Modern technology erases it too. I am already seeing the drives that I used in college to store my raw camera files and LR catalogs degrade to the point of not being able to read the data as I try this month to move them to fresh storage. For some of my oldest photos, I only have whatever processed JPGs I happened to upload to a cloud provider that stuck around this long. The silver-based negatives from my film work at that time, though, are still fine.
Might be a long shot, but GRCs Spinrite has saved a couple drives of mine.
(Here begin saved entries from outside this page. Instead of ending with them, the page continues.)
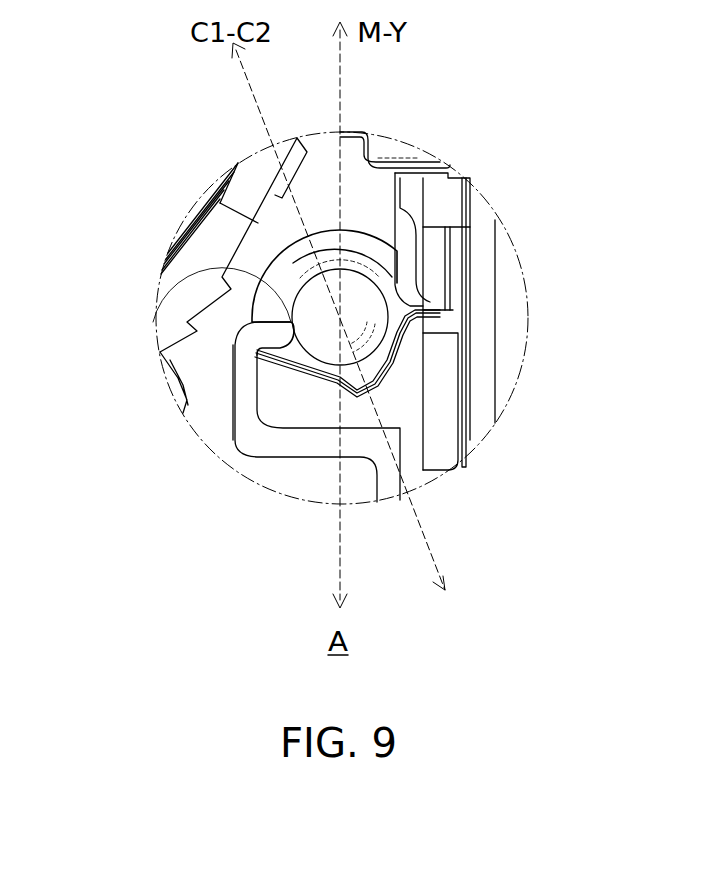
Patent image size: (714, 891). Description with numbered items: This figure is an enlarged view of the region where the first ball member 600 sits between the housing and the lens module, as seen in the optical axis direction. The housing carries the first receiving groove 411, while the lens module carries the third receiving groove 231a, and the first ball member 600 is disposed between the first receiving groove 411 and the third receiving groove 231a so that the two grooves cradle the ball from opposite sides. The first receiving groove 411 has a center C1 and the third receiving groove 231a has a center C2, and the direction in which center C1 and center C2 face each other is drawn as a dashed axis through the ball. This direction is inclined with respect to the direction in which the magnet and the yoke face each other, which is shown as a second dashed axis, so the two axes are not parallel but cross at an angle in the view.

The third receiving groove 231a is at (160, 312).
The center of the third receiving groove C2 is at (356, 243).
The first ball member 600 is at (386, 340).
The first receiving groove 411 is at (372, 386).
The center of the first receiving groove C1 is at (460, 393).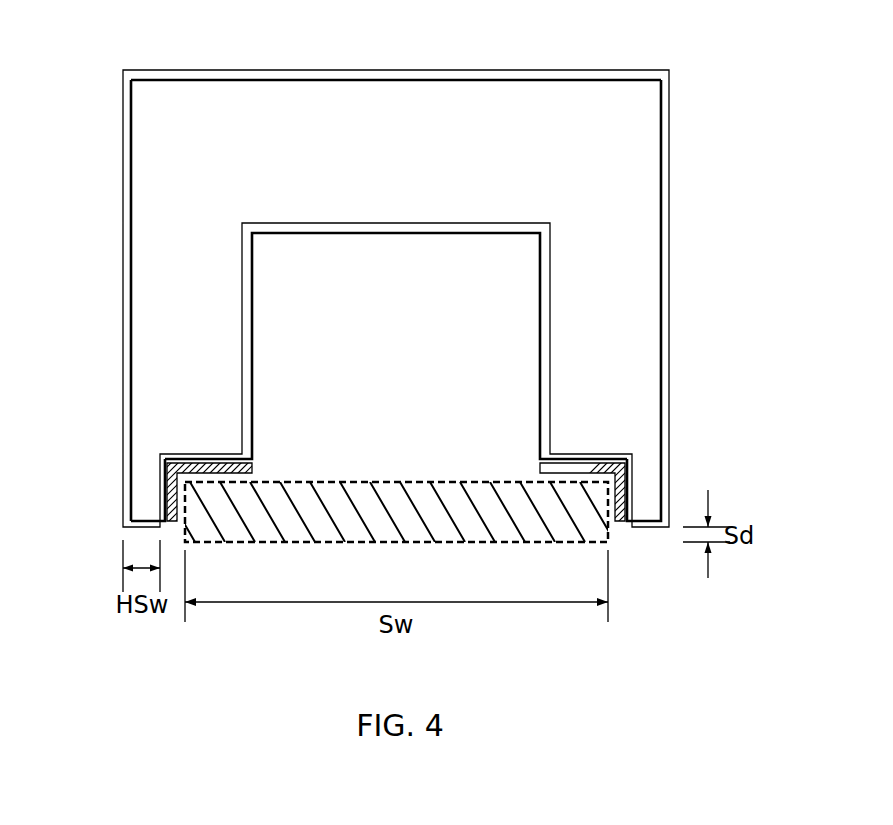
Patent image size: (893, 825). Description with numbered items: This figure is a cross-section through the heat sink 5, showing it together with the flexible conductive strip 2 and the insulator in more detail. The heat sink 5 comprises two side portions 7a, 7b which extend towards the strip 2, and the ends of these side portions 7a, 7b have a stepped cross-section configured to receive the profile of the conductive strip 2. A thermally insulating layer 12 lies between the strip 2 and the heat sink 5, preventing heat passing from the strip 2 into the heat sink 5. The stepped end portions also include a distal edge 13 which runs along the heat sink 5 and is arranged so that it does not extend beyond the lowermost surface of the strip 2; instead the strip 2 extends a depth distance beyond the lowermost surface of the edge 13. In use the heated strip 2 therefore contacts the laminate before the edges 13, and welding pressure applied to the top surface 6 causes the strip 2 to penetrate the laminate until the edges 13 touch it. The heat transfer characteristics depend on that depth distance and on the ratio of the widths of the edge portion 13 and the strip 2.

The flexible strip 2 is at (529, 544).
The heat sink 5 is at (394, 338).
The top surface 6 is at (598, 70).
The side portion 7a is at (103, 338).
The side portion 7b is at (670, 325).
The thermally insulating layer 12 is at (618, 525).
The distal edge 13 is at (138, 528).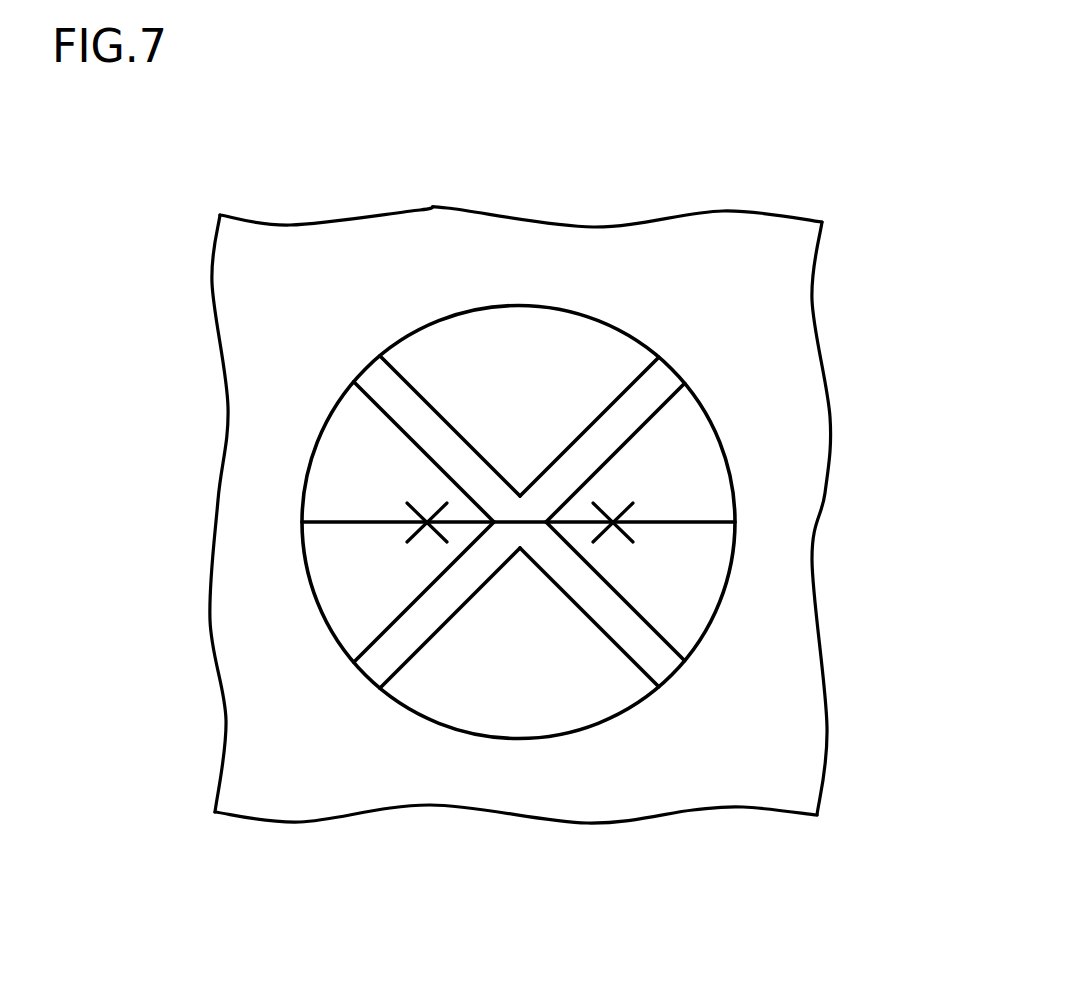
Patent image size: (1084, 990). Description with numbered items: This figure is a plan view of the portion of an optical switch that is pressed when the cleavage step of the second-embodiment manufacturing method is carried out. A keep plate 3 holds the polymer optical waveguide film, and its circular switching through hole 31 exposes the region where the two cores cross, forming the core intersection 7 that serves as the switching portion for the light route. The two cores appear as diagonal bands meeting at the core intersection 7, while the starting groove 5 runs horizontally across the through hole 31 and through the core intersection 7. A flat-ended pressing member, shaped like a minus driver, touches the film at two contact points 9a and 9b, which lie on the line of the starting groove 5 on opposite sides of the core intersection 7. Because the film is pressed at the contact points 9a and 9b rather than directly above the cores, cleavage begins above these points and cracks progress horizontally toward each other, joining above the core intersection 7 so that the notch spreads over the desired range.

The keep plate 3 is at (777, 315).
The switching through hole 31 is at (317, 437).
The starting groove 5 is at (625, 498).
The core intersection 7 is at (507, 523).
The contact point 9a is at (427, 521).
The contact point 9b is at (613, 521).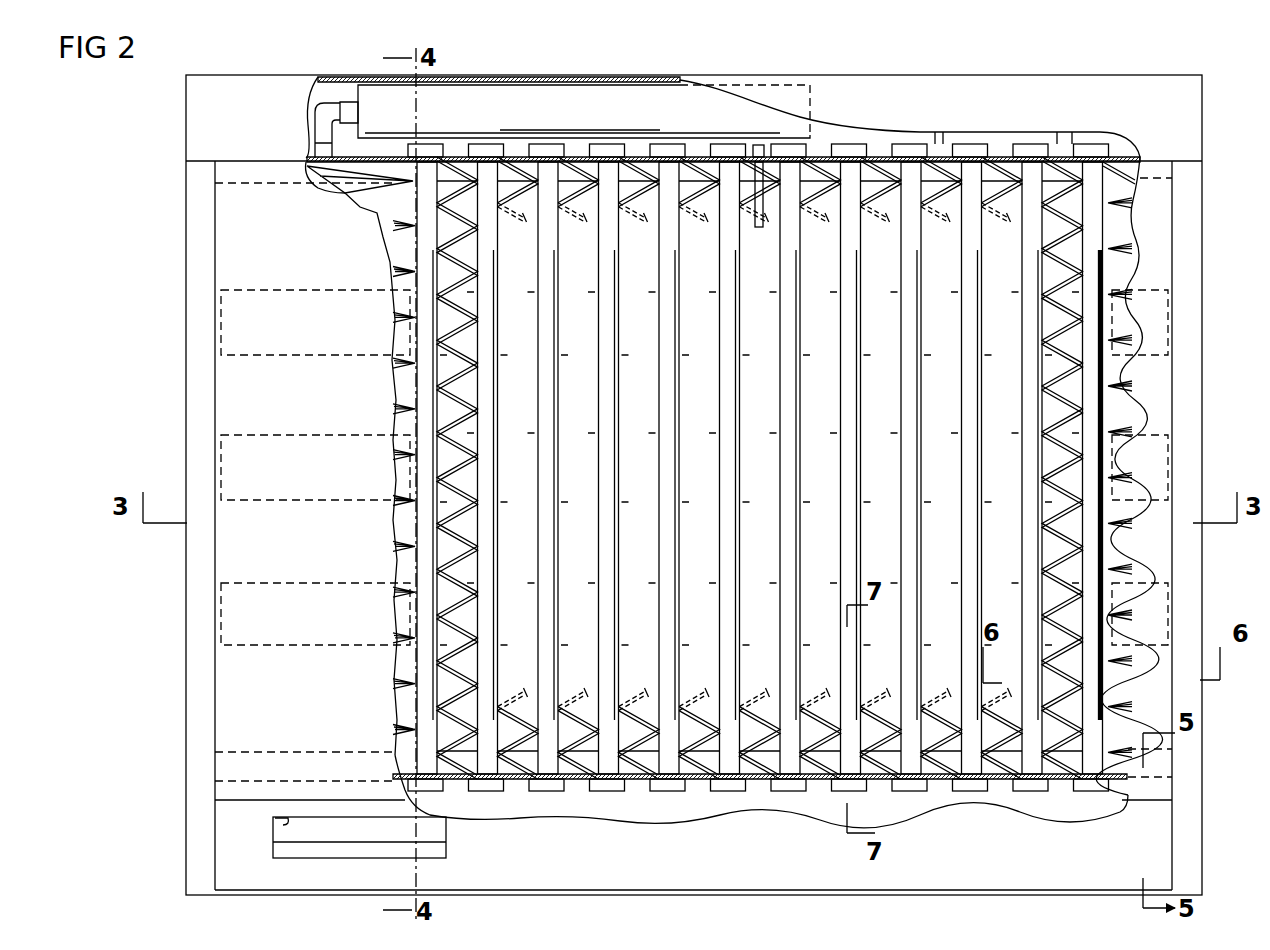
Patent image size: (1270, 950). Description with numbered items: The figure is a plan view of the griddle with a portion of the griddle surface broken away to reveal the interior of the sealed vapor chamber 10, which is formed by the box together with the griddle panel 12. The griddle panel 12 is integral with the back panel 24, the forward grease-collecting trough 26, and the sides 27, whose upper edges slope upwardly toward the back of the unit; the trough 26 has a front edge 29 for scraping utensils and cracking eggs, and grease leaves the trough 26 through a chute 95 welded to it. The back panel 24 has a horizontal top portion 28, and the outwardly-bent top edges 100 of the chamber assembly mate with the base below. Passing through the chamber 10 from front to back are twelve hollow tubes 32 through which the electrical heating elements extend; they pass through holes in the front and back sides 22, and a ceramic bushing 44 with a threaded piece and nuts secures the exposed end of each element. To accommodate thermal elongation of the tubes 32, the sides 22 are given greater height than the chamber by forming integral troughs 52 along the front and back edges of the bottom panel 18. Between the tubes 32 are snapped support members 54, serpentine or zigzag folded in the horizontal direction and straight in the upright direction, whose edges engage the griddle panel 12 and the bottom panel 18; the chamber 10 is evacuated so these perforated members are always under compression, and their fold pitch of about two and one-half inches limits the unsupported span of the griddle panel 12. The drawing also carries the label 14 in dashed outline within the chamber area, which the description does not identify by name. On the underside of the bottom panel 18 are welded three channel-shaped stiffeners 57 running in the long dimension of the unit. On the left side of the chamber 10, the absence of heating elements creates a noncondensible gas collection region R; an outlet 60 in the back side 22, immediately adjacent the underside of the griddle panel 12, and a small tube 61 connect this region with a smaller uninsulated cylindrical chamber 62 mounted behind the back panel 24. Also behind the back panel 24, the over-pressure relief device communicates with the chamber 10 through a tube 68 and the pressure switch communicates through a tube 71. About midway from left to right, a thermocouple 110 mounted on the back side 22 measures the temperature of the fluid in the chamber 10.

The sealed vapor chamber 10 is at (1118, 375).
The griddle panel 12 is at (240, 238).
The workpiece 14 is at (282, 432).
The bottom panel 18 is at (400, 251).
The front and back sides 22 is at (1064, 779).
The back panel 24 is at (1135, 186).
The forward grease-collecting trough 26 is at (1155, 844).
The sides 27 is at (214, 700).
The horizontal top portion 28 is at (880, 76).
The front edge 29 is at (1035, 893).
The hollow tubes 32 is at (724, 450).
The ceramic bushing 44 is at (1108, 146).
The integral troughs 52 is at (320, 182).
The support members 54 is at (400, 682).
The channel-shaped stiffeners 57 is at (392, 292).
The outlet 60 is at (360, 191).
The tube 61 is at (315, 126).
The cylindrical chamber 62 is at (588, 85).
The tube 68 is at (950, 138).
The tube 71 is at (1065, 137).
The chute 95 is at (275, 826).
The outwardly-bent top edges 100 is at (190, 435).
The thermocouple 110 is at (757, 212).
The noncondensible gas collection region R is at (352, 539).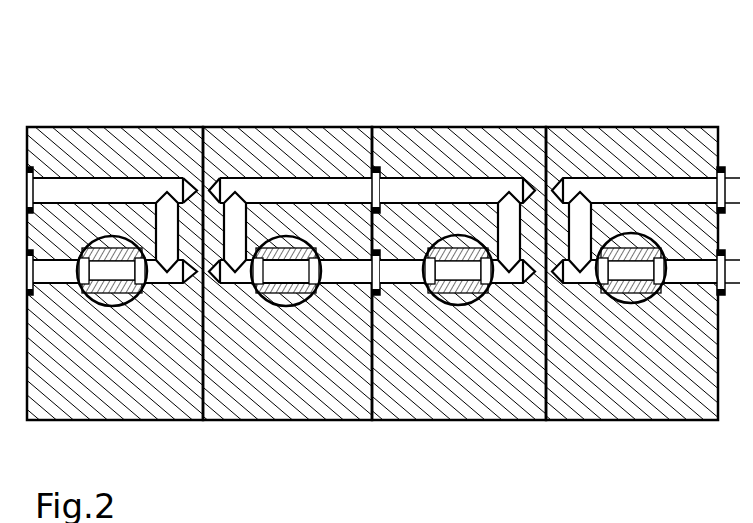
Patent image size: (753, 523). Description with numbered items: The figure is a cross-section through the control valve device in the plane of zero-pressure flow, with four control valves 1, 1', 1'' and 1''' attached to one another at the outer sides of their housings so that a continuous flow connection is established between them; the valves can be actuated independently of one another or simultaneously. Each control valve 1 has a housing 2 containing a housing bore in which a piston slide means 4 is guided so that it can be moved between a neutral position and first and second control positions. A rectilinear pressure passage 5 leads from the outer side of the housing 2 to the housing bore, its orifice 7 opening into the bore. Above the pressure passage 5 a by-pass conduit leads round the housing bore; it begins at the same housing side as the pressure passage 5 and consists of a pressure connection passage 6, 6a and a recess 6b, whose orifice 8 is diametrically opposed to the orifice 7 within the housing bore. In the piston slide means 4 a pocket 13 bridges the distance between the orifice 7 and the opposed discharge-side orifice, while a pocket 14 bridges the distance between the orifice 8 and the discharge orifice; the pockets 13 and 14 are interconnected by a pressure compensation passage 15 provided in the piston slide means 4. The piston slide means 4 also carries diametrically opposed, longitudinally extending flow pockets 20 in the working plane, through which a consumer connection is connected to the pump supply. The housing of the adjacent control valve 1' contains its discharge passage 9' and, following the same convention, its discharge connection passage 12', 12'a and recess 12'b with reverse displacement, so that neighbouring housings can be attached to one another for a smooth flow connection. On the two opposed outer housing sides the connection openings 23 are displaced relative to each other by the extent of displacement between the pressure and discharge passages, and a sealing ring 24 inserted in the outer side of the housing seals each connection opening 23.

The control valve 1 is at (115, 219).
The control valve 1' is at (287, 219).
The control valve 1'' is at (459, 219).
The control valve 1''' is at (632, 219).
The housing 2 is at (160, 150).
The piston slide means 4 is at (112, 279).
The pressure passage 5 is at (53, 272).
The pressure connection passage 6 is at (134, 172).
The pressure connection passage 6a is at (198, 187).
The recess 6b is at (170, 278).
The orifice 7 is at (73, 287).
The orifice 8 is at (147, 273).
The discharge passage 9' is at (290, 367).
The discharge connection passage 12' is at (290, 138).
The discharge connection passage 12'a is at (265, 144).
The recess 12'b is at (244, 367).
The pocket 13 is at (104, 192).
The pocket 14 is at (234, 226).
The pressure compensation passage 15 is at (124, 286).
The flow pockets 20 is at (100, 303).
The connection openings 23 is at (66, 200).
The sealing ring 24 is at (32, 172).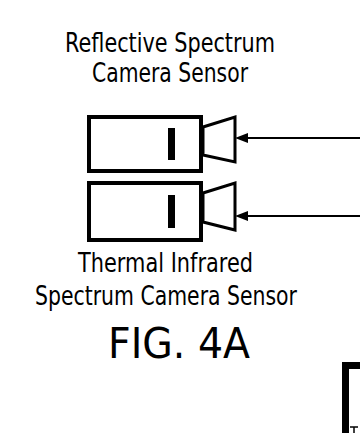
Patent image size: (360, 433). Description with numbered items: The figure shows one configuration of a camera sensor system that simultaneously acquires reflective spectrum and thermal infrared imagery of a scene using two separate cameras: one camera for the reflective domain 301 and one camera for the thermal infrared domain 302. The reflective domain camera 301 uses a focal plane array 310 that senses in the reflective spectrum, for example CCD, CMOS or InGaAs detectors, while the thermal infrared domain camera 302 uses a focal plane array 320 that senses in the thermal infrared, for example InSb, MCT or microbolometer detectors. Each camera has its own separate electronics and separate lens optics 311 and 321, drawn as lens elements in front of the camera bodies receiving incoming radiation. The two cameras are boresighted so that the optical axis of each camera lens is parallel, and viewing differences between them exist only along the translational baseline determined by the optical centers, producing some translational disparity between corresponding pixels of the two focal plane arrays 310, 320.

The reflective domain camera 301 is at (114, 143).
The thermal infrared domain camera 302 is at (114, 211).
The focal plane array 310 is at (140, 144).
The focal plane array 320 is at (140, 211).
The lens optics 311 is at (281, 124).
The lens optics 321 is at (281, 221).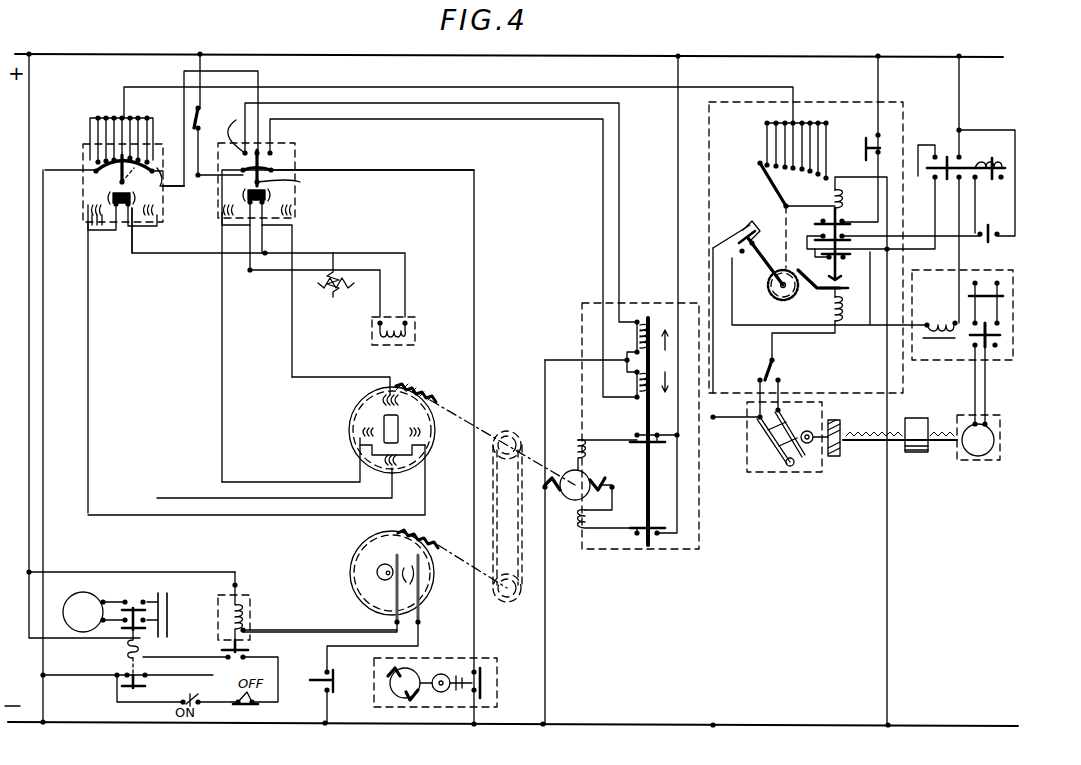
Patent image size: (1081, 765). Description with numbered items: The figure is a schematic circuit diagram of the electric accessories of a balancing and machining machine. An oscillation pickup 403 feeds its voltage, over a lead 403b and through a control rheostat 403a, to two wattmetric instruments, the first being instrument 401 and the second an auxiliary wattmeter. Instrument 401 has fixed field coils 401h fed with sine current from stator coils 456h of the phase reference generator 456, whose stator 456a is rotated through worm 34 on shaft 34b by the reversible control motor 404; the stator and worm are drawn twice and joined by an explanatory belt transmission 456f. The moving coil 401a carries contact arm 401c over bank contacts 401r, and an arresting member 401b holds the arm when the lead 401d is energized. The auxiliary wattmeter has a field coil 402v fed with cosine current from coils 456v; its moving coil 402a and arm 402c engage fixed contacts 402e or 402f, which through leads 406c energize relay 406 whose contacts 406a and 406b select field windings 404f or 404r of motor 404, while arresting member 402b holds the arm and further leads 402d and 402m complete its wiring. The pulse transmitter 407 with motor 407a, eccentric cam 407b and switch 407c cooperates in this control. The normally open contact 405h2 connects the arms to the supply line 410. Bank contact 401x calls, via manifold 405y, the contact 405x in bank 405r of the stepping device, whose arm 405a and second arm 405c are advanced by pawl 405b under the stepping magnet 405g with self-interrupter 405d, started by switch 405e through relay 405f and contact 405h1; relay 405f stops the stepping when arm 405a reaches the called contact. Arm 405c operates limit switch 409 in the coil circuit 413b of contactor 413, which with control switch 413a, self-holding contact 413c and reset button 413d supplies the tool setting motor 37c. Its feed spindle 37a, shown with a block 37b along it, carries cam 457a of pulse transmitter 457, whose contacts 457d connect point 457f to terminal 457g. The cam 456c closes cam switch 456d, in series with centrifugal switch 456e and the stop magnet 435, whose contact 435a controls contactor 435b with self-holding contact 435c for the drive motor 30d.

It won't work if there's a problem with the physical connection to the drive but almost everything else it can fix (at least momentarily) and actually grants a nice speed boost in the process for drives that have gotten too messy.
Aside from all the flashy handwavy marketing "technospeak" what SpinRite actually does under the hood is re-read each bit from the disk thousands of times and then see if it gets more 0s or 1s.

It works well when a drive is past the point where its internal error correction code no longer works, but you just want to beat the right answer out of it with a baseball bat.

These days professional disk recovery by a lab is sub-$1000 and they recommend not using brute force tools like Spinrite because it can also exacerbate the problem before they get hands on it.